You can see the lyrics of the song on the City of Davis website. And here is a link to a video posted on YouTube (by Bev Sykes) of Heidi singing the song at the event.

Congratulations Heidi!

frankie and the fabletones

frankie & the fabletones 100th gig
On Wednesday after work, which was nice and mild and not at all hot (I wish it would stay like this!), I went to Central Park in Davis for the Wednesday Farmer’s Market / Picnic in the Park. I was off to see Man of Steel that evening (very good movie; should perhaps have been called ‘Man of Who’s-Going-To-Clear-Up-All-This-Mess’).
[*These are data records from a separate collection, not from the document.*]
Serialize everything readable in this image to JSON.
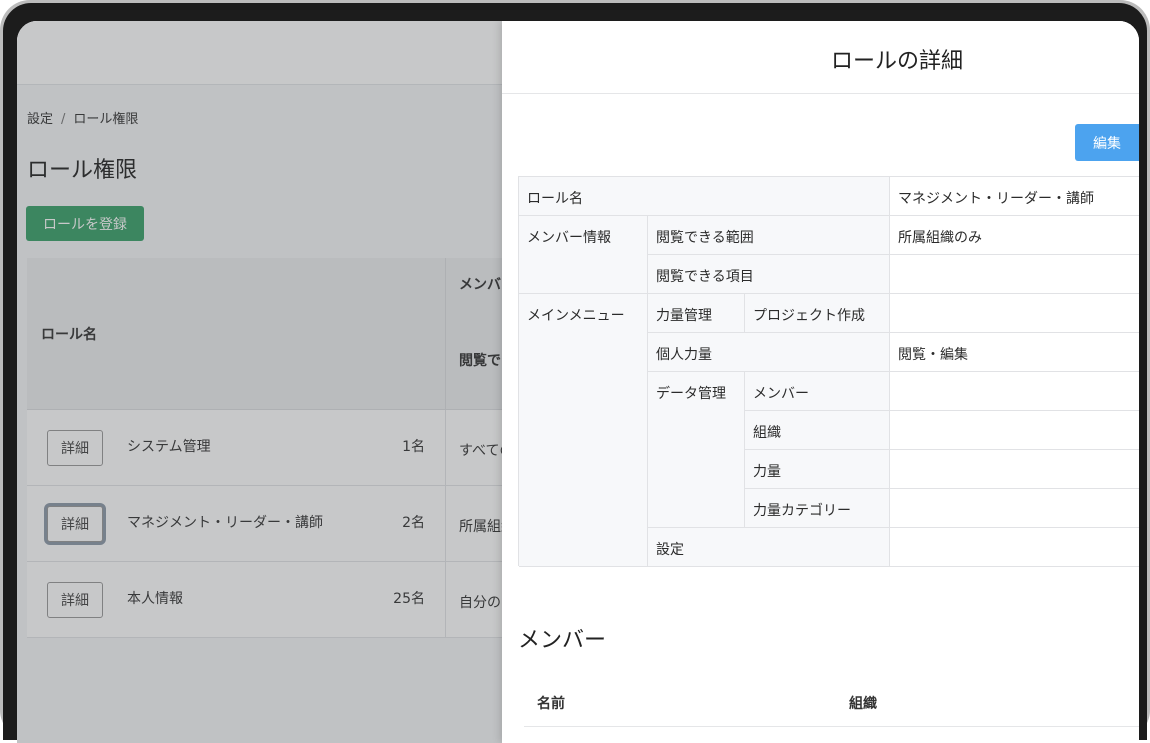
{
  "breadcrumb": {
    "root": "設定",
    "separator": "/",
    "current": "ロール権限"
  },
  "page": {
    "title": "ロール権限",
    "register_label": "ロールを登録"
  },
  "roles_table": {
    "headers": {
      "role_name": "ロール名",
      "member_group": "メンバー",
      "view": "閲覧で"
    },
    "detail_label": "詳細",
    "rows": [
      {
        "name": "システム管理",
        "count": "1名",
        "scope": "すべての"
      },
      {
        "name": "マネジメント・リーダー・講師",
        "count": "2名",
        "scope": "所属組織"
      },
      {
        "name": "本人情報",
        "count": "25名",
        "scope": "自分の"
      }
    ]
  },
  "drawer": {
    "title": "ロールの詳細",
    "edit_label": "編集",
    "permissions": {
      "role_name_label": "ロール名",
      "role_name_value": "マネジメント・リーダー・講師",
      "member_info_label": "メンバー情報",
      "view_range_label": "閲覧できる範囲",
      "view_range_value": "所属組織のみ",
      "view_items_label": "閲覧できる項目",
      "view_items_value": "",
      "main_menu_label": "メインメニュー",
      "skill_mgmt_label": "力量管理",
      "project_create_label": "プロジェクト作成",
      "project_create_value": "",
      "personal_skill_label": "個人力量",
      "personal_skill_value": "閲覧・編集",
      "data_mgmt_label": "データ管理",
      "member_label": "メンバー",
      "member_value": "",
      "org_label": "組織",
      "org_value": "",
      "skill_label": "力量",
      "skill_value": "",
      "skill_category_label": "力量カテゴリー",
      "skill_category_value": "",
      "settings_label": "設定",
      "settings_value": ""
    },
    "members": {
      "title": "メンバー",
      "columns": [
        "名前",
        "組織"
      ]
    }
  }
}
Before then however I wanted to see the local band Frankie & the Fabletones, who were performing their 100th gig. They played a selection of popular oldies (I really liked their version of “Leader of the Pack”) and even had a guest spot from the Mayor of Davis Joe Krovoza, who sang an Al Green song, “Take Me to the River”. One of the group’s lead singers is well-known and much-loved local artist Heidi Bekebrede (if you’ve spent any time in Davis you will have seen her ceramic work), who was also celebrating her birthday the next day. I sketched near the front, where little kids were dancing (not in the picture), along with the lady I sketched with the castanets. I didn’t have space to sketch the whole band, but there were at least a couple more members (some other time!). My wife and son came along for a while; he liked the music, drew a couple of race tracks in his sketchbook and then went off to the bouncy houses. This whole sketch took under an hour start to finish. I forgot my little water jar (again) but thankfully my wife had a little purse-mirror thing & some water, I didn’t want to use the waterbrush again. I always feel I have to sketch quickly when watching bands, as you never know how long they will actually be on (or in a certain position) but thankfully they did let us know. And I LOVE sketching to live music, it really helps the rhythm.